The Strength It Takes to Stay Gentle
There’s something I’ve been thinking about a lot lately: how kindness can sometimes be mistaken for weakness.
And before anyone takes this the wrong way, this isn’t me bragging or trying to paint myself as some perfect person. I just genuinely believe in leaving people better than I found them. Whether it’s through encouragement, showing up when someone needs me, listening, helping, or simply bringing positive energy into a room — that’s always been who I am.
Kindness has never felt forced for me. It’s a choice I make every single day.
But lately, I’ve noticed something that honestly hurts a little.
Some people stop appreciating kindness once they get used to it.
What started as generosity slowly becomes expectation. The favor you did out of love becomes something they assume you’ll always do. The support you gave freely becomes something they feel entitled to. And after a while, you start feeling less like a kind person and more like a resource people pull from whenever they need something.
That kind of exhaustion is real.
I think a lot of genuinely kind people struggle with this because we don’t give to receive something back. We give because it’s in our nature. But even the most giving people can become depleted when they’re constantly pouring into others who never pour back.
Thankfully, I do have one person in my life who constantly reminds me why kindness still matters. He’s shown me that giving can actually be one of the most gratifying things in the world when it’s genuine and reciprocal. Through him, I’ve been reminded that kindness really is top tier. There are still people who appreciate softness, effort, thoughtfulness, and love.
But I’d be lying if I said everyone in my life makes me feel that way.

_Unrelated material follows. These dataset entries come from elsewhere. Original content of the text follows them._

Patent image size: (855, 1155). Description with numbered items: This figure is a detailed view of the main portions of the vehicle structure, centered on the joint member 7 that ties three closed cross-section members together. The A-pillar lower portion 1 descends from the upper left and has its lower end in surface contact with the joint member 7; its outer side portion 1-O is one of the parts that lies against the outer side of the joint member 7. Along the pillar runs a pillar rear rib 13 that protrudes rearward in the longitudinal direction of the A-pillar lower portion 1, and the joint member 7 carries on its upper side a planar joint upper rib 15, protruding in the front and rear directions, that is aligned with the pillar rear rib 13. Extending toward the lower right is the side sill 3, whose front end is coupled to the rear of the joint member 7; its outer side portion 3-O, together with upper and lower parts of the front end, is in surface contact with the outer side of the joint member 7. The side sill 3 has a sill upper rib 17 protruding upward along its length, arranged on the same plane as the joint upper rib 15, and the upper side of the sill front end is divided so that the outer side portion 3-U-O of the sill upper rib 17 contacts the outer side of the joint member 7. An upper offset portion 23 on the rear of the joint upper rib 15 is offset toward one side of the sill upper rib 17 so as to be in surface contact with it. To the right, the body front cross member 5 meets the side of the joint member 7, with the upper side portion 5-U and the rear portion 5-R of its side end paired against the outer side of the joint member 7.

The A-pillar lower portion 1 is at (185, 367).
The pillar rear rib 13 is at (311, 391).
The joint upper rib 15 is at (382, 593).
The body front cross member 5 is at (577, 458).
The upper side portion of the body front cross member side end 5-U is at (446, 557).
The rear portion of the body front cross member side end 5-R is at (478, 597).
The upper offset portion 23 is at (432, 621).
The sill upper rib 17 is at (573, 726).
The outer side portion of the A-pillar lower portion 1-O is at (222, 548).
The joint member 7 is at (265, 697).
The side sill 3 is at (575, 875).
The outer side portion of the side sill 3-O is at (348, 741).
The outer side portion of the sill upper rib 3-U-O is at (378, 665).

Outside of my immediate and close family, there are some people who make me second guess even talking to them at all. Not because I dislike them, but because every interaction feels draining. Like they only know how to receive and never pour back into anyone else. And after enough experiences like that, you start questioning whether protecting your peace means distancing yourself completely.

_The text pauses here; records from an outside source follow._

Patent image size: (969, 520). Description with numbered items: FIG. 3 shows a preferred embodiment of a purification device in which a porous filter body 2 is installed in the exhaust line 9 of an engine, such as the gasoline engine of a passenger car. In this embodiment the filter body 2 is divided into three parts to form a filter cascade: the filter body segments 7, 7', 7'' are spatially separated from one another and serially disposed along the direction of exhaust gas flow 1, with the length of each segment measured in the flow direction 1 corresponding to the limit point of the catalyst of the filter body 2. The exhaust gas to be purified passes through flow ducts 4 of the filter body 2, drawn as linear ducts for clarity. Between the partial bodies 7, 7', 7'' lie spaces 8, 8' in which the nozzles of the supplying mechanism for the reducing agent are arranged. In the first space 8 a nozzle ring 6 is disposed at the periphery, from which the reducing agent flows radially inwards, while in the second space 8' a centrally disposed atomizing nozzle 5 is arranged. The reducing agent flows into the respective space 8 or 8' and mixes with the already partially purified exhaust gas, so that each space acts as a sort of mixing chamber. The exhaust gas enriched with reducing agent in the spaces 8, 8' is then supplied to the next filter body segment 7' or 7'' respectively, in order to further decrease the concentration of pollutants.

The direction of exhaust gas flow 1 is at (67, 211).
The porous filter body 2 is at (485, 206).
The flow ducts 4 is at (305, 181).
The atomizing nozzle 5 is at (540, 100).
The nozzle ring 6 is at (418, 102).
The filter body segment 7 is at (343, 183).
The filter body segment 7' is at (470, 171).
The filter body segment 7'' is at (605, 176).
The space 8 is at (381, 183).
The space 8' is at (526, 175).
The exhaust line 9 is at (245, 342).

I’ve had to remind myself recently that discernment is not the opposite of kindness. Boundaries are not bitterness. Protecting your peace does not make you selfish.
You can still be a loving person and decide everyone doesn’t deserve unlimited access to your energy.
That’s growth.
I also think the world has become so used to hardness that kindness confuses people. Some people genuinely see compassion as weakness because they only understand power through dominance, distance, or self-preservation. But I don’t believe kindness is weak at all.
It takes strength to stay soft in a world that constantly tries to harden you.
It takes discipline to continue choosing grace after disappointment.
And it takes wisdom to know when your kindness is helping someone versus enabling them to drain you.
So if you’ve been feeling emotionally exhausted from always being “the good one,” here are four ways to continue being kind without letting it deplete you:
- Stop confusing access with love.
You can love people deeply and still limit how much access they have to your time, energy, and emotional space. Not everyone deserves the same version of you. - Pay attention to reciprocity.
Relationships won’t always be perfectly equal, but healthy relationships should feel mutual. You shouldn’t always be the one checking in, helping, sacrificing, understanding, or giving grace. - Learn to say no without guilt.
“No” does not cancel out your kindness. In fact, sometimes saying no is the healthiest thing you can do for yourself and the other person. - Keep your heart soft, but your discernment sharp.
Continue being loving. Continue being generous. Continue being you. Just become wiser about where your energy goes. Not everyone deserves front-row access to your goodness.
At the end of the day, I never want life to make me cold. I never want disappointment to turn me into someone who stops caring about people. But I’m learning that kindness works best when it comes from overflow — not exhaustion.
You deserve relationships where your kindness is appreciated, not exploited.
You deserve people who refill you too.
So I’m curious: how do you like to give kindness to others? And what do you do to make sure your kindness doesn’t completely deplete you?
Wow!! I needed to read this. This is something I struggle with very often. And as much as I hate to admit it, I feel like I'm allowing this world to harden me. I find myself upset with ME because "why did I give my positive energy when they don't appreciate it" or "I should have just ignored that message/interaction" When it's in me to be kind, loving, thoughtful, and reassuring. I like to show up for others. I never want to leave people feeling like "here's another person who didn't have my back". So I do, give, and reassure whenever I see a person in need. I'm still working on figuring out how to not let it deplete me because I genuinely love to be the go to person.
ReplyDeleteI love being the go to person as well, but who do you go to? Keep being giving, but learn to be selective. I have to constantly remind myself that. Not everyone deserves that gift you give.